Устройте так, чтобы один из вас последовал за ним. И пусть он сохранит в своей памяти все, что там увидит, ибо эти подробности будут исключительно важны для христианских армий, в пользу которых я и совершаю это предательство. Спомощью кода, о котором мы условились, Содимо – это восхитительное создание – сможет все превратить в запись. Впрочем, обратите внимание на его кожу: она несет на себе решение задачи. А потом воспользуйтесь первой же оказией, чтобы сбежать в другую жизнь. Обладание тысячью тайн, которые я раскрываю перед вами в этом письме, сделает вас князьями на христианской земле. Это к ней я сейчас устремляюсь мыслью, и не столько из веры, сколько из сожаления опохищенной жизни.
Николь, я поручаю тебе Гаратафаса – еще одно восхитительное создание. Я досадным образом его использовал, надеясь сделать приятное для Хайраддина, тысячу раз будь он проклят! Я знаю, что Гаратафас тебе друг, так береги его и не отпускай от себя, потому что дружба – более драгоценная привязанность, чем любовь!
Не заботьтесь заранее о возможности побега – ее предоставят вам сами турки. Мы, мусульмане, слишком ненавидим друг друга, чтобы не дать вам случая воспользоваться этим. Будьте внимательны и не упустите свою удачу!
Прощайте, мои друзья, и не печальтесь о моей участи. Самоубийство запрещено всеми тремя Книгами, и я не буду настолько глуп, чтобы доставить это удовольствие моим недругам. Я постараюсь, чтобы мой конец был столь же блистателен, сколь мучителен он будет для Хайраддина. Если весть об этом долетит до вашего слуха, это будет означать, что вы живы, и радость нашей общей победы смягчит вашу печаль о моей кончине.
Ваш возлюбленный друг Хасан, когда-то бывший сардом по имени Даниэль.
Ради вашего блага, уничтожьте это письмо сразу по прочтении.

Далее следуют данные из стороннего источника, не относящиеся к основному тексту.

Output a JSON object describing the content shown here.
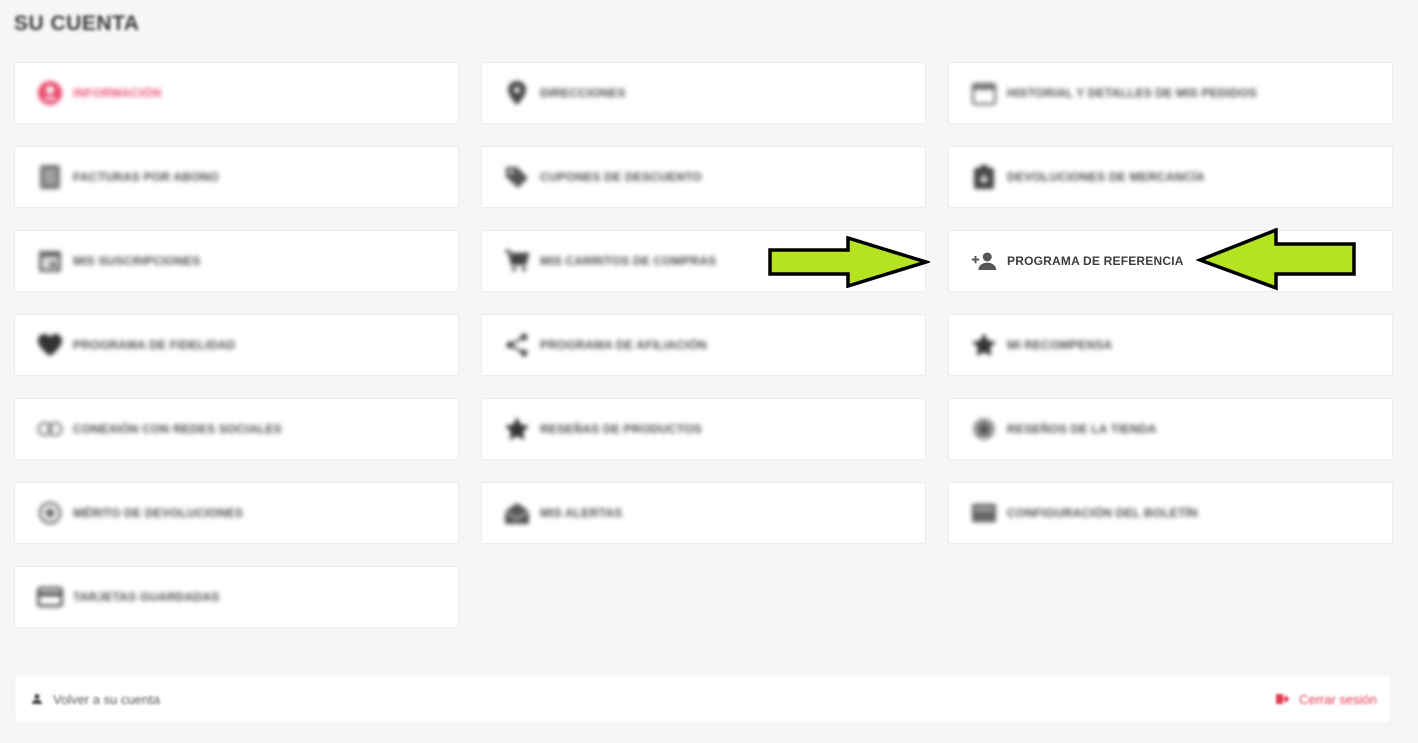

Чем ближе к концу, тем тише становится голос Содимо, читающего завещание Хасана. Наступает долгое молчание. Письмо переходит из рук в руки. Трое друзей не решаются его сжечь, и не потому, что опасаются пламени, но, главным образом, из уважения к этой последней вести от человека, чье доверие и чья исповедь наполняют их глаза слезами. Содимо, решившись на уже совершенный им однажды поступок, рвет письмо на три части и тут же принимается жевать свою долю.